Historically, when? The idea being promoted is similar to the archaic notion of “sanctuary” in churches where those on the run could not be arrested and receive asylum. But this is the 21st century. There are no sacred spaces in the sanctuary sense. Moreover, just because the Biden administration didn’t enforce immigration law aggressively, that doesn’t mean it is unethical to so do.

The article claims that hospitals have a “duty to plan” to impede ICE:

Key features of the duty to plan for encounters with immigration enforcement in health care institutions:

  1. Establish lines of responsibility for interactions with authorities that ensure a point person for every shift.

  2. Institute a “front door” policy, procedure, and training that details and reinforces how security officers and other staff should interact with immigration enforcement authorities.

  3. Restrict access of immigration enforcement authorities to public spaces to minimize disruption to patient care. As much as feasible, identify and clearly label private spaces for patients, family, and health care staff only.

  4. Limit cooperation to what is required by law and require proper identification and appropriate legal documents before complying.

  5. Ensure protection and confidentiality of patient information, including through guidance concerning whether and how medically relevant information concerning immigration status (if known) should be reflected in electronic medical records.

Hospitals supposedly also have a duty to “safeguard” illegal immigrants, including, apparently, those employed by the hospital:

Health care institutions are major employers, and immigrants are a significant percentage of health care workers at all levels. During heightened scrutiny of immigration status, safeguarding the health care workforce is also important. Institutional, departmental, and unit-level leaders should be attentive to how uncertainty and stress may affect the workforce, ranging from concern about one’s own safety or that of family members to disparaging remarks about immigrants or whether they deserve health care.
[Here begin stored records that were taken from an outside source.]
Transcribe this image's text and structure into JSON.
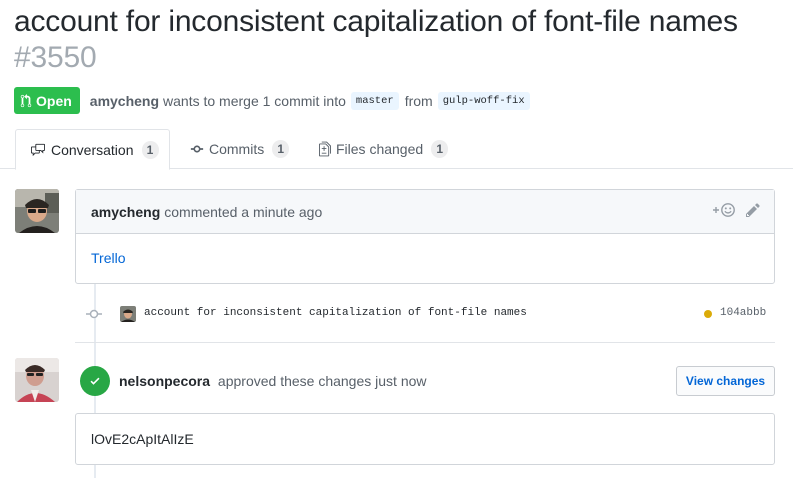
{
  "pr": {
    "title": "account for inconsistent capitalization of font-file names",
    "number": "#3550"
  },
  "meta": {
    "state": "Open",
    "author": "amycheng",
    "text_before_base": "wants to merge 1 commit into",
    "base_branch": "master",
    "text_from": "from",
    "head_branch": "gulp-woff-fix"
  },
  "tabs": [
    {
      "label": "Conversation",
      "count": "1",
      "icon": "conversation-icon",
      "selected": true
    },
    {
      "label": "Commits",
      "count": "1",
      "icon": "commit-icon",
      "selected": false
    },
    {
      "label": "Files changed",
      "count": "1",
      "icon": "file-diff-icon",
      "selected": false
    }
  ],
  "comment": {
    "author": "amycheng",
    "action": "commented a minute ago",
    "body_link": "Trello",
    "actions": [
      "add-reaction-icon",
      "edit-pencil-icon"
    ]
  },
  "commit": {
    "message": "account for inconsistent capitalization of font-file names",
    "sha": "104abbb",
    "status_color": "#dbab09"
  },
  "review": {
    "author": "nelsonpecora",
    "action": "approved these changes just now",
    "button": "View changes",
    "body": "lOvE2cApItAlIzE"
  },
  "colors": {
    "open_green": "#2cbe4e",
    "approved_green": "#28a745",
    "link_blue": "#0366d6"
  }
}
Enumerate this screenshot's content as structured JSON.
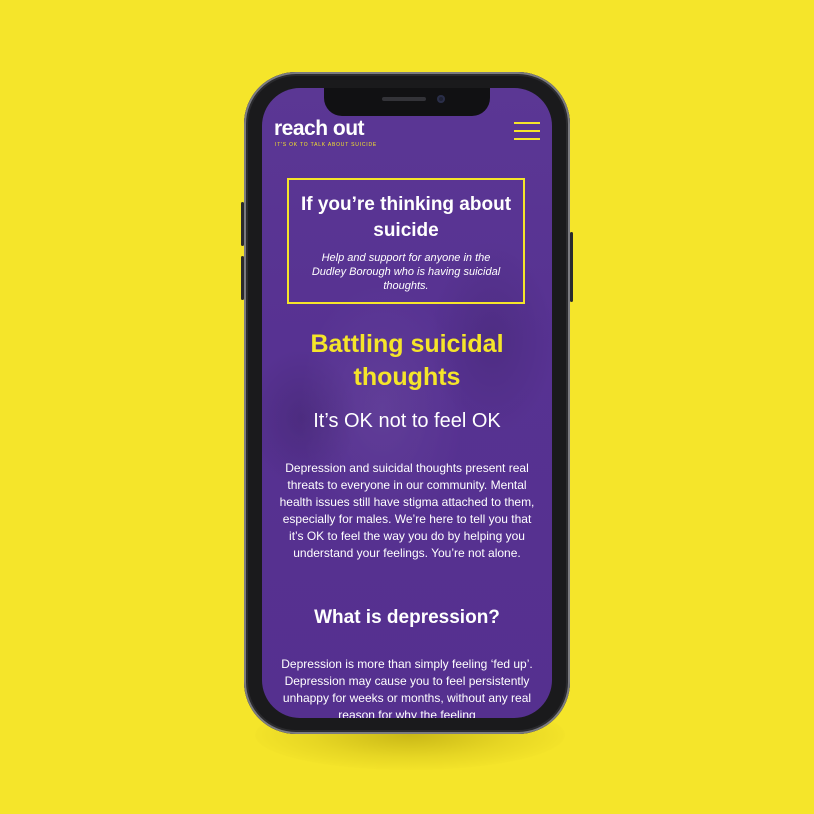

These leaders should, through their own communication and conduct, set the tone for a collective commitment to the mission of patient care while acknowledging how the inherent stresses of health care work may be heightened by immigration enforcement.

Wow.

Then, there is the “duty of care”:

This duty, often defined as nonabandonment, is foundational to ethical practice in health care. To faithfully care for patients is the core of health care professional identity. Being prevented from fulfilling the duty of care feels profoundly wrong. Health care institutions should support professionals’ ability to practice to standards of care and provide guidance and support for situations in which working to standards is undermined by factors such as insurance or immigration status. Institutions should also strive to uphold their duty of care to the neighborhoods, cities, or regions where they serve as health care providers and as employers.

Of course, anyone in a hospital should receive the medical care that their circumstances require. But it is not the job of health-care facilities and personnel to prevent deportations or otherwise make the job of law enforcement more difficult, including the administration of immigration law. But apparently, the bioethics movement — which promotes progressive politics behind a veneer of learned philosophical discourse — doesn’t see it that way.